Negotiate a winning pay package |
June, 2001 |
Like tech stocks that could no longer defy gravity, over-the-top compensation packages popularized by now grounded start-ups have mostly deflated and floated back to earth. The days of taking a 30% pay cut to work on the next cool Web site are over. And forget about the sports car, the Caribbean vacation and the concierge service.
Some new-economy incentives -- particularly stock options -- continue to sweeten the deal in today's job market. But "there is much more focus on a competitive salary and a decent benefits package," says HR consultants. Job applicants are demanding and getting a range of extras that take into account the past year's stock market tailspin and a scarcity of workers. Once your salary, paid time off and benefits demands are met, you're ready to focus on an equity package that allows you to reap some of the upside potential your labor may bring. And don't overlook "soft benefits," such as flexible work schedules, picking your own project and telecommuting.
Many of the below mentioned concepts may not have come to India in the form discussed, but they are a part of the negotiating table today, when it comes to joining a new firm.
Signing bonus - Signing
bonuses or a joining premium vary from region to region and depend on the tightness of the
job market. A product of the wild Internet days, signing bonuses are being used to attract
IT workers and accountants, and are often considered a tool to lure people to areas, where
it's often harder to attract professionals.

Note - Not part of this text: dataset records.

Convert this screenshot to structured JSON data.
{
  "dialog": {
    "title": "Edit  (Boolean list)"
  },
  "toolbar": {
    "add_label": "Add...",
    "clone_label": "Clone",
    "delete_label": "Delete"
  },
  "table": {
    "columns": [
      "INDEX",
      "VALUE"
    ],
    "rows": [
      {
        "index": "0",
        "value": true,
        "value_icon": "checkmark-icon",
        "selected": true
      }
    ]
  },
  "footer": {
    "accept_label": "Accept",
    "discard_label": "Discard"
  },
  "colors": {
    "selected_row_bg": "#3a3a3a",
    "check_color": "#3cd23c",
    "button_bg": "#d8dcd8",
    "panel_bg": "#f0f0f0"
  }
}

However, your new employer might pay your
sought-after signing bonus in installments over a year or longer to keep you from jumping
ship after a year or two. A predetermined bonus paid in part at the outset and then at 6-,
12- and 18-month intervals, for instance, gets workers to stay put, particularly if it is
combined with the promise of a juicy new project or assignment.
Stock options - A shortage of skilled workers in biotech, IT and even
marketing has job hunters licking their chops over potentially lucrative options to buy
their company's stock at lower-than-market prices in future years, as long as they are
still employed when the options mature. But negotiate sensibly. "If the company or
industry you are looking at is in a downturn, they are not going to shower you with
equity, so don't expect the moon in upside potential," says consultants.
Restricted shares - If your next employer is a startup, you could ask for a grant that lets you buy common stock before the company goes public, frequently for a cheaper rate. Once reserved for top executives, restricted shares have become widespread among the rank and file at young companies. However this can be risky as the danger is that if you get restricted shares and the company doesn't go public, your investment is much less liquid than you might have expected. Companies sometimes buy them back or try to help employees sell them privately.
Profit sharing - If you are considering a job at a non-public company, you might be eligible for profit sharing. Employees in these plans get a share in the profits, based on a schedule determined by the company. Each employee then receives a percentage of the profits based on their earnings.
Severance benefits - An
upfront promise of extended salary if you lose your job because of acquisition or market
conditions can reduce the worry and ease the pain. Asking for guaranteed severance is not
far-fetched, particularly if you're coming on board during a restructuring or merger and
acquisition. Many employees also ask for access to formal job-hunting services as an added
safety net following a layoff. These services can access to job networks and resume
writing help, as well as months of career transition services with an outplacement firm.
So, remember that if you will not ask you will not get. So, go ahead and adapt these
negotiation tools to the best of your ability.